The Opposition leader V.S. Achuthanandan’s plea for a CBI inquiry into alleged attempts at sabotaging the ice cream parlour sexual abuse case was dismissed by the High Court of Kerala on Friday.
Dismissing the petition, a Division Bench comprising Chief Justice Manjula Chellur and Justice K. Vinod Chandran observed that the magistrate considering the final report had the authority to order further investigations. If the bench intervenes in the process at this stage, it would upset the hierarchy of judicial forums as prescribed under the Code of Criminal Procedure, it said.

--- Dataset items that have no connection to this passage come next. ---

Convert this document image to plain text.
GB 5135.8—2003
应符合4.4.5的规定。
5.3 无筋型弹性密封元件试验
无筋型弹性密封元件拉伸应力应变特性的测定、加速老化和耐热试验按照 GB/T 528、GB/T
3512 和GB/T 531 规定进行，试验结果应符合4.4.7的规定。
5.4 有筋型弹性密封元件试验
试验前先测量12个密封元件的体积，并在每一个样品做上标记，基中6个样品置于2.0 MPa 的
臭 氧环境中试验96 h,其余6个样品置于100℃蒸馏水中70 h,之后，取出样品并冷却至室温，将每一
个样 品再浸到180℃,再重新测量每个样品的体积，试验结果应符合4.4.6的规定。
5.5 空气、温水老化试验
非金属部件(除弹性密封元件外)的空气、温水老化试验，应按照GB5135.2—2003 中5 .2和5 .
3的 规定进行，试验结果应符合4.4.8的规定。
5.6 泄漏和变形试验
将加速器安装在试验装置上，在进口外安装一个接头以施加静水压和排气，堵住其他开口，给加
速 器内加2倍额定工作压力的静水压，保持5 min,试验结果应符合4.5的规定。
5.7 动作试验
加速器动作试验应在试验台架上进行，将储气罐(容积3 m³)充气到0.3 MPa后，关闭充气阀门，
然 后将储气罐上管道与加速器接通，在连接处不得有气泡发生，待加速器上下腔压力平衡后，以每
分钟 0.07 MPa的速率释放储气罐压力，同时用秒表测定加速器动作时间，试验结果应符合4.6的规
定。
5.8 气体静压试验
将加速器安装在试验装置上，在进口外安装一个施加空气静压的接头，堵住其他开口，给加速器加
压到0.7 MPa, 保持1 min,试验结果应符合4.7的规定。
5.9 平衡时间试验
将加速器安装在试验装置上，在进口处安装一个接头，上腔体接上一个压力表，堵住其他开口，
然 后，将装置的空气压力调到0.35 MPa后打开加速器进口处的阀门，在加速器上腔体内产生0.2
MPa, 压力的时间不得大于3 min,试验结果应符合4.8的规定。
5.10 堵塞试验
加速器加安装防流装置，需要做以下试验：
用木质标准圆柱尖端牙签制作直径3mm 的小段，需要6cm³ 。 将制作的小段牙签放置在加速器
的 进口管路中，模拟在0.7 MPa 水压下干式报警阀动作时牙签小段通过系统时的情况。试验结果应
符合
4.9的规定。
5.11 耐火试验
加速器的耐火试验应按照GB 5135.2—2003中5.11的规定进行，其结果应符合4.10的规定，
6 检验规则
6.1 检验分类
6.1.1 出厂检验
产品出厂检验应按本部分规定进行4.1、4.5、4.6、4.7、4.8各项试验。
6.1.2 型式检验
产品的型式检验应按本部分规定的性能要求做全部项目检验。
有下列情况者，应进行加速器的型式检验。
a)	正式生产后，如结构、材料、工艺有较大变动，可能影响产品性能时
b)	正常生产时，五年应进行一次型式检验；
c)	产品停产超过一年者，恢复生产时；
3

Mr. Achuthanandan had contended that State Minister P.K. Kunjalikutty and his brother-in-law K.A. Rauf had reportedly undermined the investigation in the case as well as the trial by influencing the witnesses and the judiciary. The police had registered a case following a press conference by Mr. Rauf in which he alleged that Mr. Kunjalikutty had asked several key witnesses to turn hostile after offering them pecuniary benefits, he contended.
The Bench said that it was not closing the scope for a CBI probe. As the final report was pending before the magistrate court, any aggrieved person with locus standi could always point out any lacunae in the investigation and seek appropriate relief, including a direction for further investigations, it said.

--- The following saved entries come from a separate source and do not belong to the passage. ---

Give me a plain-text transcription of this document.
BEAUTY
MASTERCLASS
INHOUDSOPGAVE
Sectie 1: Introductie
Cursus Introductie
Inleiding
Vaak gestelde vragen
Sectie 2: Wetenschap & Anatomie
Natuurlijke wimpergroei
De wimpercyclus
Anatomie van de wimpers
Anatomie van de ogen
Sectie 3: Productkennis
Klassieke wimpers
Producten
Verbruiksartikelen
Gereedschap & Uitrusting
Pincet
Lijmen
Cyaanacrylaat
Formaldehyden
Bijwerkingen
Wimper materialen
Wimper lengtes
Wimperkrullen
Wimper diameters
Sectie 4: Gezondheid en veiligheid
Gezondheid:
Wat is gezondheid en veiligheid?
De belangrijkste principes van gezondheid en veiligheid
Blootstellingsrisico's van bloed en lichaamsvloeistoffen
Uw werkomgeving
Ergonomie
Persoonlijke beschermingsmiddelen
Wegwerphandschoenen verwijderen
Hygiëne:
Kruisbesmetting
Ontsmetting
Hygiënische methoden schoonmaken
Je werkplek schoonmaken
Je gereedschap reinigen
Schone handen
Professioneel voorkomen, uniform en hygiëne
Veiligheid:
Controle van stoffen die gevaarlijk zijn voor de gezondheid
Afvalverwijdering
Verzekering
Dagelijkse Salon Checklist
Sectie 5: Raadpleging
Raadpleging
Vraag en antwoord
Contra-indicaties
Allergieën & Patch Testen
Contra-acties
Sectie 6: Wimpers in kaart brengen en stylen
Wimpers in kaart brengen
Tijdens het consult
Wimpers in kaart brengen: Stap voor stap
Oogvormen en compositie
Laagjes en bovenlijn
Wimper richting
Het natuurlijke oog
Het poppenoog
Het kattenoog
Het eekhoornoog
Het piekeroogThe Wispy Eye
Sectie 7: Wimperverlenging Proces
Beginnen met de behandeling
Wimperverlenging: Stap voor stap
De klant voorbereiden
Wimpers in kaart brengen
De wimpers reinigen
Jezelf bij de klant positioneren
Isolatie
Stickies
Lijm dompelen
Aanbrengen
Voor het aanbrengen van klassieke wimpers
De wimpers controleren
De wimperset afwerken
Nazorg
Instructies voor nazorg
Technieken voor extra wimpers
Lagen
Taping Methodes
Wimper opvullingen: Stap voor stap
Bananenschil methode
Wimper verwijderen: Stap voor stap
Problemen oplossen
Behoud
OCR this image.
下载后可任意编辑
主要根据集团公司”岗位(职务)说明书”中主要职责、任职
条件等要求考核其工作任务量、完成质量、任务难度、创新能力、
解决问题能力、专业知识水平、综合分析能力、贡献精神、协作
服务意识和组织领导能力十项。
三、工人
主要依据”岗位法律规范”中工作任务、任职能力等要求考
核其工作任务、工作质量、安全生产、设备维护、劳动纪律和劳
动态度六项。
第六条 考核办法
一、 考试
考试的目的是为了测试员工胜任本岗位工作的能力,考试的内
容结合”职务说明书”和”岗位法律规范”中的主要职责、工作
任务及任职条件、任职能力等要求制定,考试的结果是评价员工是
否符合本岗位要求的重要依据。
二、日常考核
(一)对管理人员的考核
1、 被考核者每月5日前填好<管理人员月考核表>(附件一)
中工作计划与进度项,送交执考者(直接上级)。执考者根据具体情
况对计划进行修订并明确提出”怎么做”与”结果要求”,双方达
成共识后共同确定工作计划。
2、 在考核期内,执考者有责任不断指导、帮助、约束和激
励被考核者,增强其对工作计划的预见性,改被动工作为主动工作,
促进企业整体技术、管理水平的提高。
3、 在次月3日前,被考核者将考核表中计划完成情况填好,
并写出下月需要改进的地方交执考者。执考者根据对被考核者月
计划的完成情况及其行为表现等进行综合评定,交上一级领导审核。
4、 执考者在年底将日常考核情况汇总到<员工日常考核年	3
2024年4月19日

The court observed that if the disclosures made by Mr Rauf were true, it required serious introspection and the guilty should be booked. Equally, if it would eventually reveal that the accusations or allegations were false, serious action would have to be initiated against those who made such accusations.
Opposing the plea of the Opposition Leader, Advocate General K.P. Dhandapani submitted that the petitioner was attempting to persuade the High Court to usurp the jurisdiction of the magistrate court. It was during the tenure of the petitioner as the Chief Minister that a probe was ordered into the allegations of Mr. Rauf and a Special Investigation Team was constituted, he stated. The Bench pointed out that it will have to go through the materials in the case diary and the First Information Report of the case if it was to consider the plea for a fresh probe. It would amount to usurping the power of the magistrate and may result in pre-empting the competent court from exercising its jurisdiction, which the Supreme Court had discouraged, it said.
The court said that the allegations were very serious in nature. If they are true, the very foundation of the judicial system would be shaken besides putting the entire legal fraternity in a very dark shade, it said.
Mr. Rauf had claimed that he had engineered the entire operation and the witnesses turned hostile lured by money. He had also stated that the exercise was carried out to protect Mr. Kunjalikutty.